Sarah Silverman always knew that she had a brother who died five years before she was born, but didn’t have the real details about his death — until now.
“I’m going to tell you a big bomb,” Sarah, 54, shared during a Rolling Stone feature, published on Sunday, May 18, before detailing the truth about her brother Jeffrey who passed in his infancy.
“The story was that something happened with the crib, and Jeffrey’s little body slid and he got suffocated,” she told the publication. “But if you look back, there was never a lawsuit with the crib company or anything.”
Sarah grew up hearing that the incident occurred while Jeffrey was in the care of her paternal grandparents.
When she was writing her 2010 memoir The Bedwetter, Silverman spoke to both of her parents, who unknowingly hinted at something being awry with Jeffrey’s death. Although her parents, Donald Silverman and Beth Ann O’Hara, typically had differing versions of every story they told, when it came to talking about Jeffrey, their stories matched up perfectly.
Donald went to see his daughter’s Bedwetter: The Musical when it was Off-Broadway in 2022, in which she made a joke about Jeffrey. After watching five performances of the show in a row, Donald was finally ready to tell the truth. (Donald died in May 2023.)
“My dad says, ‘I always felt that he was crying or something, and my dad shook him,’” she recalled, referring to her grandfather. “‘He shook him in a rage and killed him.’”

Sarah continued: “As soon as he said it, it was like, ‘Of course, that’s what happened.’ His mother always stood by her husband. She watched him beat the s*** out of her son. I couldn’t ask my mom, because she was dead.”
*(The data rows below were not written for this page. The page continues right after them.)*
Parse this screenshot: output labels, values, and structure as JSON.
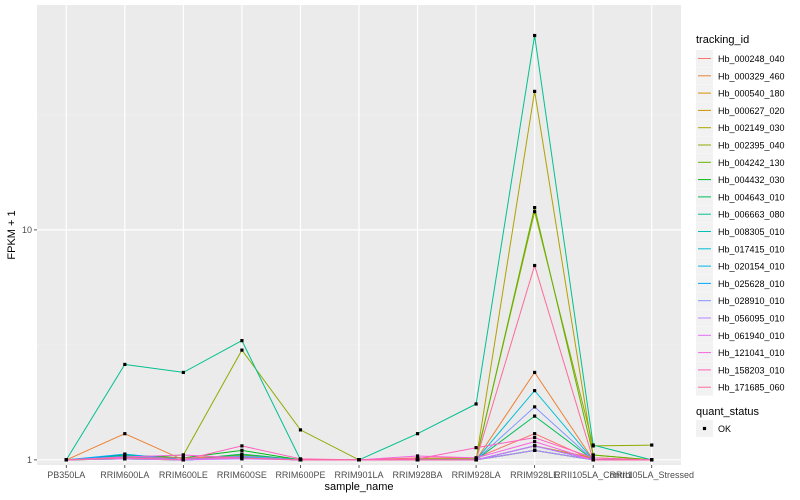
{
  "chart_data": {
    "type": "line",
    "xlabel": "sample_name",
    "ylabel": "FPKM + 1",
    "y_scale": "log10",
    "ylim": [
      0.95,
      95
    ],
    "y_ticks": [
      1,
      10
    ],
    "y_tick_labels": [
      "1",
      "10"
    ],
    "grid": true,
    "categories": [
      "PB350LA",
      "RRIM600LA",
      "RRIM600LE",
      "RRIM600SE",
      "RRIM600PE",
      "RRIM901LA",
      "RRIM928BA",
      "RRIM928LA",
      "RRIM928LE",
      "RRII105LA_Control",
      "RRII105LA_Stressed"
    ],
    "legend": {
      "title": "tracking_id",
      "position": "right"
    },
    "point_legend": {
      "title": "quant_status",
      "entries": [
        "OK"
      ]
    },
    "series": [
      {
        "name": "Hb_000248_040",
        "color": "#F8766D",
        "values": [
          1,
          1.02,
          1,
          1.02,
          1,
          1,
          1.02,
          1.02,
          1.3,
          1.0,
          1.0
        ]
      },
      {
        "name": "Hb_000329_460",
        "color": "#EC8239",
        "values": [
          1,
          1.3,
          1,
          1.05,
          1,
          1,
          1,
          1,
          2.4,
          1.0,
          1.0
        ]
      },
      {
        "name": "Hb_000540_180",
        "color": "#DB8E00",
        "values": [
          1,
          1.01,
          1,
          1.02,
          1,
          1,
          1,
          1,
          1.1,
          1.0,
          1.0
        ]
      },
      {
        "name": "Hb_000627_020",
        "color": "#C79800",
        "values": [
          1,
          1.02,
          1.02,
          1.04,
          1,
          1,
          1,
          1,
          1.15,
          1.02,
          1.0
        ]
      },
      {
        "name": "Hb_002149_030",
        "color": "#AEA200",
        "values": [
          1,
          1.01,
          1,
          1.03,
          1,
          1,
          1,
          1,
          40,
          1.05,
          1.0
        ]
      },
      {
        "name": "Hb_002395_040",
        "color": "#8FAA00",
        "values": [
          1,
          1.02,
          1.05,
          3.0,
          1.35,
          1,
          1.01,
          1.01,
          12,
          1.15,
          1.16
        ]
      },
      {
        "name": "Hb_004242_130",
        "color": "#64B200",
        "values": [
          1,
          1.03,
          1,
          1.05,
          1,
          1,
          1,
          1,
          12.5,
          1.05,
          1.0
        ]
      },
      {
        "name": "Hb_004432_030",
        "color": "#00B81B",
        "values": [
          1,
          1.05,
          1.02,
          1.1,
          1,
          1,
          1,
          1,
          1.1,
          1.0,
          1.0
        ]
      },
      {
        "name": "Hb_004643_010",
        "color": "#00BD5C",
        "values": [
          1,
          1.02,
          1,
          1.06,
          1,
          1,
          1,
          1,
          1.55,
          1.0,
          1.0
        ]
      },
      {
        "name": "Hb_006663_080",
        "color": "#00C08E",
        "values": [
          1,
          2.6,
          2.4,
          3.3,
          1.0,
          1.0,
          1.3,
          1.75,
          70,
          1.16,
          1.0
        ]
      },
      {
        "name": "Hb_008305_010",
        "color": "#00C1B7",
        "values": [
          1,
          1.02,
          1,
          1.02,
          1,
          1,
          1,
          1,
          1.1,
          1.0,
          1.0
        ]
      },
      {
        "name": "Hb_017415_010",
        "color": "#00BDD4",
        "values": [
          1,
          1.01,
          1,
          1.03,
          1,
          1,
          1,
          1,
          2.0,
          1.0,
          1.0
        ]
      },
      {
        "name": "Hb_020154_010",
        "color": "#00B5EE",
        "values": [
          1,
          1.04,
          1,
          1.02,
          1,
          1,
          1,
          1,
          1.15,
          1.0,
          1.0
        ]
      },
      {
        "name": "Hb_025628_010",
        "color": "#00A7FF",
        "values": [
          1,
          1.06,
          1,
          1.02,
          1,
          1,
          1,
          1,
          1.15,
          1.0,
          1.0
        ]
      },
      {
        "name": "Hb_028910_010",
        "color": "#7F96FF",
        "values": [
          1,
          1.02,
          1,
          1.04,
          1,
          1,
          1,
          1,
          1.7,
          1.0,
          1.0
        ]
      },
      {
        "name": "Hb_056095_010",
        "color": "#BC81FF",
        "values": [
          1,
          1.01,
          1,
          1.01,
          1,
          1,
          1,
          1,
          1.1,
          1.0,
          1.0
        ]
      },
      {
        "name": "Hb_061940_010",
        "color": "#E26EF7",
        "values": [
          1,
          1.02,
          1,
          1.02,
          1,
          1,
          1,
          1,
          1.15,
          1.0,
          1.0
        ]
      },
      {
        "name": "Hb_121041_010",
        "color": "#F863DF",
        "values": [
          1,
          1.03,
          1.05,
          1.02,
          1,
          1,
          1.04,
          1.02,
          1.2,
          1.0,
          1.0
        ]
      },
      {
        "name": "Hb_158203_010",
        "color": "#FF62BF",
        "values": [
          1,
          1.02,
          1,
          1.15,
          1.01,
          1,
          1.01,
          1.13,
          1.25,
          1.02,
          1.0
        ]
      },
      {
        "name": "Hb_171685_060",
        "color": "#FF6A98",
        "values": [
          1,
          1.02,
          1.02,
          1.02,
          1,
          1,
          1,
          1,
          7.0,
          1.0,
          1.0
        ]
      }
    ]
  }
}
A separate story shared about her family in the same Rolling Stone profile also seemed to hint at her father’s tale of Jeffrey’s death.
When she was 5 years old, Sarah was in the car with her grandmother and was told to buckle her seatbelt. “Yeah, we don’t want to wind up like Jeffrey,” the young Sarah retorted, recalling that her grandma burst into tears.
Much of the interview was focused on Sarah’s late father, whom she referred to as “my best friend, my buddy” before his death.
“Well, he wasn’t my best friend until I was older,” she admitted. “He was not physically abusive, but he had uncontrollable rage.”
At one point, Sarah detailed her father’s upbringing — which seemed to explain more about her grandfather.
“My dad had a heartbreaking childhood,” she said. “His dad beat the s*** out of him every day, just mercilessly. He had a younger brother who wasn’t touched. His father made the kids call him Mr. Silverman.”